Figure 1. Enhancers and super-enhancers in ESCs.
A,B) ChIP-Seq binding profiles (reads per million per base pair) for ESC transcription factors Oct4, Sox2, and Nanog (OSN), and the Mediator coactivator (Med1) at the Gck and miR-290-295 loci in ESCs. Gene models are depicted below the binding profiles. Enhancer bars and scale bars are depicted above the binding profiles.
C) Distribution of Mediator ChIP-Seq signal (total reads) across the 8,794 ESC enhancers. Mediator occupancy is not evenly distributed across the enhancer regions, with a subset of enhancers (the 231 super-enhancers) containing exceptionally high amounts of Mediator.
D) Metagenes of Mediator ChIP-Seq density (reads per million per base pair) across the 8,563 typical enhancers and the 231 super-enhancers. Metagenes are centered on the enhancer region (703 base pairs for typical enhancers and 8.7kb for super-enhancers), with 3kb surrounding each enhancer region. ChIP-Seq fold difference for enhancer features Mediator, H3K27ac, H3K4me1, and DNaseI hypersensitivity at super-enhancers versus typical enhancers are displayed below the metagenes. Fold difference at enhancers refers to the mean ChIP-Seq signal (total reads) at super-enhancers divided by the mean ChIP-Seq signal at typical enhancers. Fold difference at enhancer constituents refers to the mean ChIP-Seq density (reads per million per base pair) at super-enhancer constituents divided by the mean ChIP-Seq density at typical enhancer constituents. See also Figure S1A and Data S1.

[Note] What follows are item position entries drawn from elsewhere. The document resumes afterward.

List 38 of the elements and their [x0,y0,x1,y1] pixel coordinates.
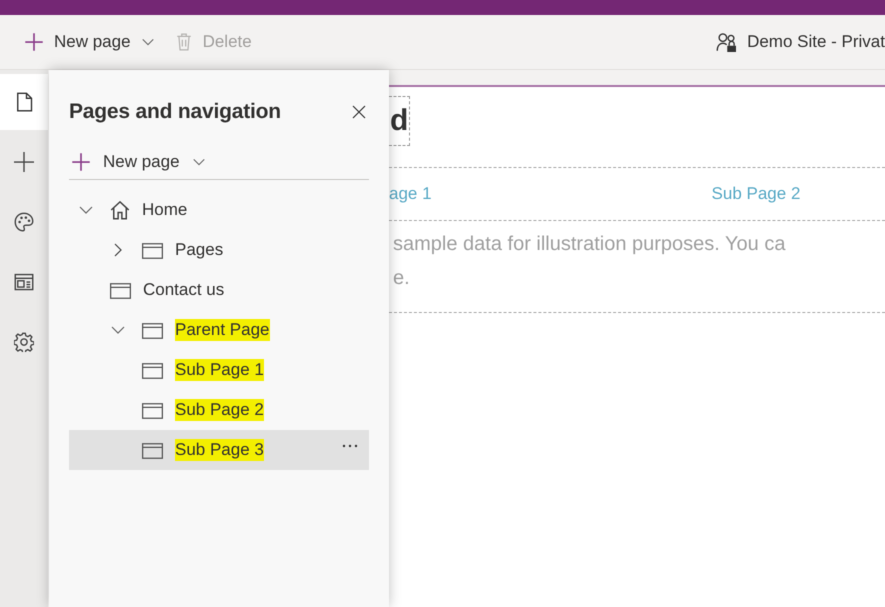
page-icon [142,442,163,458]
plus-icon [14,152,34,172]
paragraph-text: sample data for illustration purposes. You ca e. [389,221,885,313]
nav-item[interactable]: Pages [69,230,369,270]
plus-icon [71,152,91,172]
home-icon [110,200,130,220]
nav-item[interactable]: Sub Page 3 [69,430,369,470]
new-page-button[interactable]: New page [69,145,206,179]
page-icon [142,362,163,378]
title-field[interactable]: d [389,96,410,146]
page-icon [142,322,163,338]
page-icon [110,282,131,298]
nav-item[interactable]: Sub Page 2 [69,390,369,430]
page-icon [142,242,163,258]
site-button[interactable]: Demo Site - Privat [713,28,885,56]
palette-icon [14,212,34,232]
nav-item-label: Home [142,199,188,221]
new-page-button[interactable]: New page [22,28,157,56]
page-icon [14,92,34,112]
nav-item-label: Sub Page 1 [175,359,264,381]
nav-item-label: Parent Page [175,319,270,341]
settings-icon [14,332,34,352]
plus-icon [24,32,44,52]
nav-item-label: Sub Page 2 [175,399,264,421]
panel-title: Pages and navigation [69,100,281,124]
close-icon[interactable] [351,104,367,120]
nav-item[interactable]: Contact us [69,270,369,310]
people-lock-icon [715,32,738,52]
nav-item[interactable]: Parent Page [69,310,369,350]
page-icon [142,402,163,418]
trash-icon [174,32,193,52]
nav-item[interactable]: Sub Page 1 [69,350,369,390]
nav-item-label: Contact us [143,279,224,301]
nav-item[interactable]: Home [69,190,369,230]
nav-item-label: Sub Page 3 [175,439,264,461]
more-icon[interactable] [341,444,359,448]
nav-item-label: Pages [175,239,224,261]
layout-icon [14,272,34,292]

E) Distribution of Mediator, H3K27ac, H3K4me1, DNaseI hypersensitivity, and OSN normalized ChIP-Seq signal across a subset of the 8,794 ESC enhancers. For each enhancer feature, the plot was normalized by dividing the ChIP-Seq signal at each ESC enhancer by the maximum ChIP-Seq signal. The enhancers on the X-axis are ranked for each enhancer feature independently (i.e., the exact enhancer at position 8000 is different for each enhancer feature). The x- and y-axes are adjusted so that the differences in the distribution of each of the enhancer features can be visualized. See also Figure S1B.
F) ChIP-Seq binding profiles for Oct4, Sox2, Nanog, Klf4, and Esrrb at the Gck and miR-290-295 loci in ESCs.
G) Metagenes of Oct4, Sox2, Nanog, Klf4 and Esrrb ChIP-Seq density across the constituent enhancers within the 8,563 typical enhancers and the 231 super-enhancer regions. Each metagene is centered on a constituent enhancer with 2kb surrounding the constituent enhancer region.
H) Box plots of Oct4, Sox2, Nanog, Klf4 and Esrrb ChIP-Seq density at constituent enhancers within the 8,563 typical enhancers and the 231 super-enhancers. P-values (Oct4= 0.012, Nanog= 10−4, Sox2= 0.11, Klf4= 10−34, Esrrb= 10−25) were calculated using a two-tailed t-test.
I) Table depicting transcription factor binding motifs enriched at constituent enhancers within super-enhancer regions relative to genomic background, and associated p-values. CTCF and c-Myc are not enriched.
J) Left panel, Box plot depicting the number of Oct4, Sox2, or Nanog binding motifs at constituent enhancers within typical enhancers and constituent enhancers within super-enhancers. Right panel, Box plot depicting the number of Klf4 or Esrrb binding motifs at constituent enhancers within typical enhancers and constituent enhancers within super-enhancer regions. P-values (Oct4/Sox2/Nanog= 0.36, Klf4/Esrrb= 10−45) were calculated using a two-tailed t-test.